Mounted skeleton of the advanced elasmosaur Thalassomedon hanningtoni, in the American Museum of Natural History; late Cretaceous (Cenomanian) of North America (western Laurasia), length about 12 meters.
The Elasmosauridae were the largest most advanced of the long-necked plesiosaurs. The head is tiny in comparison to the rest of the body. The neck is extraordinarily long, with 32 to 71 cervical vertebrae, the number increasing in later species. The longer the neck the more flexible it is, thus giving a greater adaptive advantage in catching fish. It is known that these creatures swallowed stones for ballast. It is possible that they would rest on the bottom of shallow seas and wait for prey to come within reach.
Like the rest of the Plesiosauroidea, elasmosaurs had a barrel-shaped body with four paddle-shaped flippers. The two front flippers were always somewhat bigger than the hind flippers. There are up to 17 phalanges (finger bones) in each digit. The flippers are smaller in relation to the body then in other Plesiosaurus, indicating that these creatures were not fast swimmers.
Elasmosaurs have been found in North America, Europe, Australia and New Zealand. The group is diverse, and there is disagreement among different references over which genera to include in the family, but the current practice has both primitive Jurassic forms and advanced giant forms in the same family. In any case there are a number of distinct evolutionary trends in this group.
The trends in the evolution of the elasmosaur skull, in particular, have been taken up cladistically by Sachs (2005). He finds that the posterior maxilla and retroarticular process expand. Presumably the overall picture is that the elasmosaurs were trading length of tooth row for increased mass and mechanical advantage of jaw muscle. The axis centrum becomes longer and lower. It is unclear what this means, but may signify relatively restricted motion of the head with respect to the neck. This is consistent with increased size and length of neck, as it would be unwise to have one's head flapping around loose at the end of a powerful, flexible, and fast-moving neck.
The ensemble of these features suggests specialization for small, fast-moving prey animals, which probably lived in groups. The elasmosaur would move slowly into the vicinity of a school. Then a rapid movement of its neck would bring the quick, but relatively small and weak, jaws close enough to trap a prey animal. We might speculate that even the slow speed of an elasmosaur, relative to its size, could easily keep it in contact with a shoal of small fish or squid, which, however quick in the sprint, cannot move long distances continuously.
Late Cretaceous species attained over 12 metres in length and possibly several tonnes in weight.

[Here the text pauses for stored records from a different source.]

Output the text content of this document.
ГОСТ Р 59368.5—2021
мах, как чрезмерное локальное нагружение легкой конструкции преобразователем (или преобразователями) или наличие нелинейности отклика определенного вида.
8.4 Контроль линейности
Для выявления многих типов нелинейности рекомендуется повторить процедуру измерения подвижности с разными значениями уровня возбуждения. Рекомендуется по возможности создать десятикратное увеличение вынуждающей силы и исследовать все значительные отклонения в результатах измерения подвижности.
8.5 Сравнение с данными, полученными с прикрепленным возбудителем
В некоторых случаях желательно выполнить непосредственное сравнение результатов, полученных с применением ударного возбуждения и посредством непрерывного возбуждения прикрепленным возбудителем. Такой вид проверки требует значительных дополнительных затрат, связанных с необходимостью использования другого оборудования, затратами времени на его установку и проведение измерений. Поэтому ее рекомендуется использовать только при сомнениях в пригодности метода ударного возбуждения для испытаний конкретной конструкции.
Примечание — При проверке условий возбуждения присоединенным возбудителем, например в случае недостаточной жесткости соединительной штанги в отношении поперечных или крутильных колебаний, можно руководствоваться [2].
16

Elasmosaurids were highly successful creatures, despite their ungainly appearance, and they persisted until the very end of the Mesozoic.
Hydrotherosaurus - a giant elasmosaur (length over 12 meters) from the Late Cretaceous.
Longest, largest and last plesiosaurs; overall length from about 3 m to 14 m; occipital condyle formed from the basioccipital only, usually ringed by constricting groove; maximum five pairs of premaxillary teeth; upper tooth row of derived forms with enlarged premaxillary & anterior maxillary teeth separated by smaller teeth around maxillo-premaxillary suture; dentary teeth primitively 24 pairs, reducing to a minimum of 14 pairs in Cretaceous species; teeth ornamented with numerous longitudinal ridges; primitively ~32 cervical vertebrae, reaching a maximum of over 70; except for some primitive forms, cervical centra relatively elongated; cervical ribs primitively double-headed) are single-headed in Upper Jurassic and later species; ventral rami of the scapulae relatively broad and meeting in the ventral midline in 'adults'; Cretaceous species have strongly developed scapulae, permitting a strong backstroke and greater maneuverability; epipodials primitively longer than broad, becoming broader than long in later forms; 5th metapodial shifting proximally from the metapodial row in basal forms to the distal mesopodial row (see figure at metapodial); hyperphalangy of up to 17 phalanges in the longest digit.
The record for cervical vertebrae -- for any vertebrate -- appears to be held by the elasmosaurid Elasmosaurus platyurus at 76 cervicals.
Because of the drag caused by the long neck, as well as the relatively small paddles and weak limb girdles, it is supposed that elasmosaurids were very slow swimmers. Possible lifestyles include browsing on slowly moving schools of cephalopods (belemnites & squid), and ambush predation using quick movements of the neck only. Note that an elasmosaur might not need to surface to breath if it chose its spot carefully and simply raised its head above the water. However, the head is so small, that one suspects that most gas exchange was handled over the surface of the paddles, through the cloaca or in some similar fashion.
"In Cretaceous elasmosaurs the right and left coracoids meet along the animal's midline then separate toward the back to form a scooped-out, roughly heart-shaped opening--Jurassic elasmosaurids and other types of plesiosaurs lack this rounded separation in the front limb girdle."